Metric locality The Levenshtein distance between IsalGraph strings correlates strongly with graph edit distance (GED), enabling fast structural comparison.

Installation

The core library has zero dependencies (Python standard library only).

pip install isalgraph

With optional adapters for graph libraries:

pip install isalgraph[networkx]     # NetworkX adapter
pip install isalgraph[igraph]       # igraph adapter
pip install isalgraph[pyg]          # PyTorch Geometric adapter
pip install isalgraph[all]          # Everything

Requires Python >= 3.10.

Quick Start

Encode a graph as a string

from isalgraph import SparseGraph, GraphToString

# Build a triangle: 0--1--2--0
g = SparseGraph(max_nodes=3, directed_graph=False)
g.add_node(); g.add_node(); g.add_node()
g.add_edge(0, 1); g.add_edge(1, 2); g.add_edge(2, 0)

gts = GraphToString(g)
string, trace = gts.run(initial_node=0)
print(string)  # e.g. "VVPnC"

Decode a string back to a graph

from isalgraph import StringToGraph

stg = StringToGraph("VVPnC", directed_graph=False)
graph, trace = stg.run()
print(graph.node_count())          # 3
print(graph.logical_edge_count())  # 3

Compute canonical strings (complete graph invariant)

from isalgraph import GreedyMinG2S, ExhaustiveG2S

# Greedy-min: fast polynomial encoding (default)
algo = GreedyMinG2S()
w_greedy = algo.encode(g)

# Exhaustive: true canonical string (complete invariant)
algo = ExhaustiveG2S()
w_canonical = algo.encode(g)

Use with NetworkX

import networkx as nx
from isalgraph.adapters.networkx_adapter import NetworkXAdapter

adapter = NetworkXAdapter()

# NetworkX graph -> IsalGraph string
G = nx.petersen_graph()
sg = adapter.from_external(G, directed=False)
string = GreedyMinG2S().encode(sg)

# IsalGraph string -> NetworkX graph
G_recovered = adapter.from_isalgraph_string(string, directed=False)
assert nx.is_isomorphic(G, G_recovered)

Use with PyTorch Geometric

from torch_geometric.data import Data
from isalgraph.adapters.pyg_adapter import PyGAdapter

adapter = PyGAdapter()

# PyG Data -> IsalGraph string -> PyG Data
data = Data(edge_index=edge_index, num_nodes=n)
sg = adapter.from_external(data, directed=False)
string = GreedyMinG2S().encode(sg)
data_recovered = adapter.from_isalgraph_string(string, directed=False)

The Instruction Set

The IsalGraph virtual machine maintains three components: a graph G, a circular doubly-linked list L, and two pointers (primary and secondary).
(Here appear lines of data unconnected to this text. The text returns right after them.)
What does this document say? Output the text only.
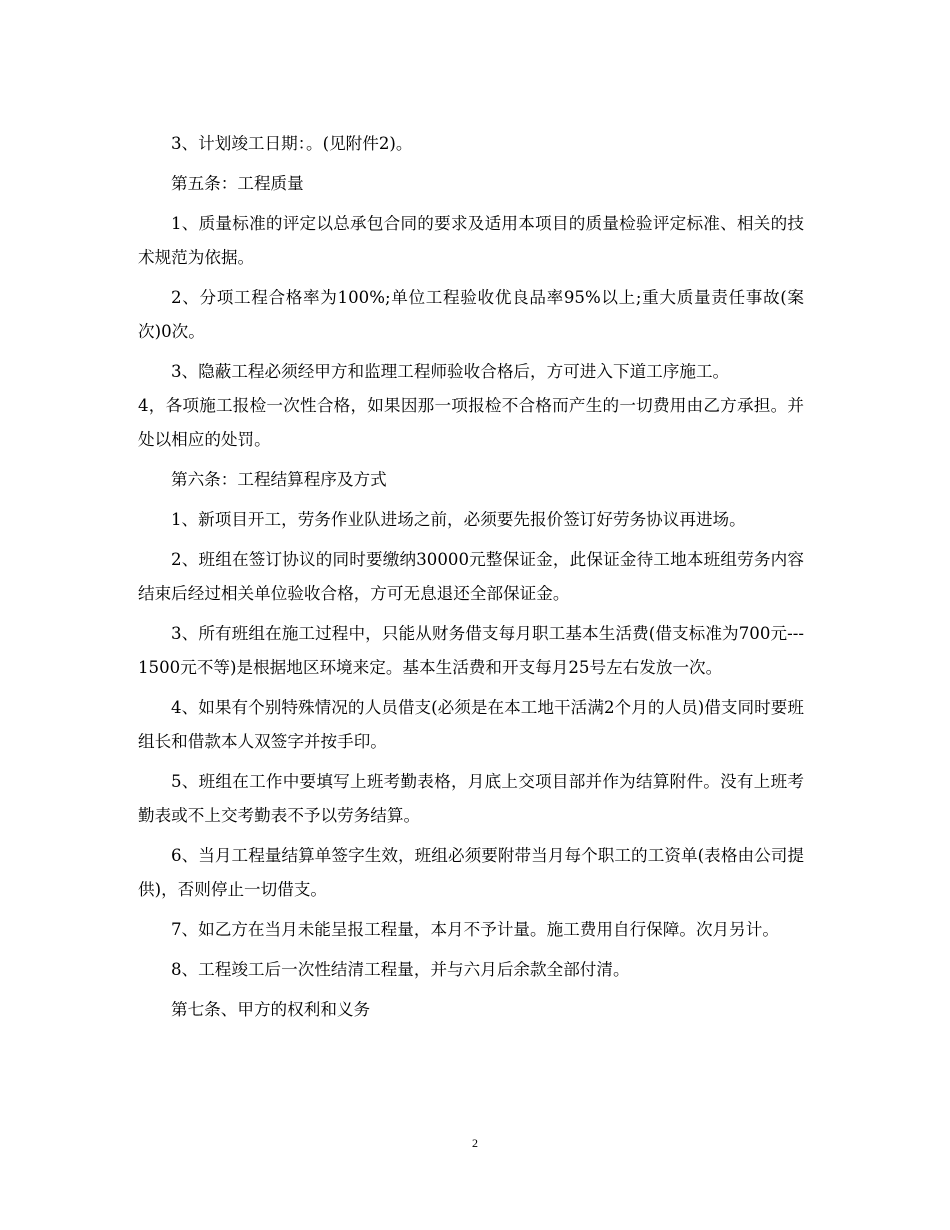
3、计划竣工日期：。(见附件2)。

第五条：工程质量

1、质量标准的评定以总承包合同的要求及适用本项目的质量检验评定标准、相关的技术规范为依据。

2、分项工程合格率为100%;单位工程验收优良品率95%以上;重大质量责任事故(案次)0次。

3、隐蔽工程必须经甲方和监理工程师验收合格后，方可进入下道工序施工。

4，各项施工报检一次性合格，如果因那一项报检不合格而产生的一切费用由乙方承担。并处以相应的处罚。

第六条：工程结算程序及方式

1、新项目开工，劳务作业队进场之前，必须要先报价签订好劳务协议再进场。

2、班组在签订协议的同时要缴纳30000元整保证金，此保证金待工地本班组劳务内容结束后经过相关单位验收合格，方可无息退还全部保证金。

3、所有班组在施工过程中，只能从财务借支每月职工基本生活费(借支标准为700元---1500元不等)是根据地区环境来定。基本生活费和开支每月25号左右发放一次。

4、如果有个别特殊情况的人员借支(必须是在本工地干活满2个月的人员)借支同时要班组长和借款本人双签字并按手印。

5、班组在工作中要填写上班考勤表格，月底上交项目部并作为结算附件。没有上班考勤表或不上交考勤表不予以劳务结算。

6、当月工程量结算单签字生效，班组必须要附带当月每个职工的工资单(表格由公司提供)，否则停止一切借支。

7、如乙方在当月未能呈报工程量，本月不予计量。施工费用自行保障。次月另计。

8、工程竣工后一次性结清工程量，并与六月后余款全部付清。

第七条、甲方的权利和义务

2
Nine instructions manipulate this state:

Instruction Type Effect
N / P Primary move Move primary pointer forward / backward in the CDLL
n / p Secondary move Move secondary pointer forward / backward in the CDLL
V Node via primary Add new node u to G; add edge from primary's graph node to u; insert u into CDLL after primary
v Node via secondary Same as V but via secondary pointer
C Edge (primary -> secondary) Add edge between graph nodes at current pointer positions
c Edge (secondary -> primary) Reverse of C (differs from C only for directed graphs)
W No-op State unchanged

Every string over this alphabet produces a valid graph -- there are no invalid states.

Encoding Algorithms

Three encoding strategies are provided, spanning the speed-quality trade-off:

Algorithm Class Complexity Description
Greedy-rnd(v_0) GreedySingleG2S O(T_greedy) Single greedy run from one starting node. Fastest.
Greedy-Min GreedyMinG2S O(N * T_greedy) Greedy from all starting nodes, returns lexmin shortest. Default.
Canonical (Pruned) PrunedExhaustiveG2S Exponential (pruned) Backtracking search with structural-triplet pruning. Complete invariant.
Canonical (Exhaustive) ExhaustiveG2S Exponential Full backtracking search. Complete invariant.

Empirical Results

Evaluated on five real-world graph benchmark datasets (IAM Letter LOW/MED/HIGH, LINUX, AIDS) with exact GED ground truth.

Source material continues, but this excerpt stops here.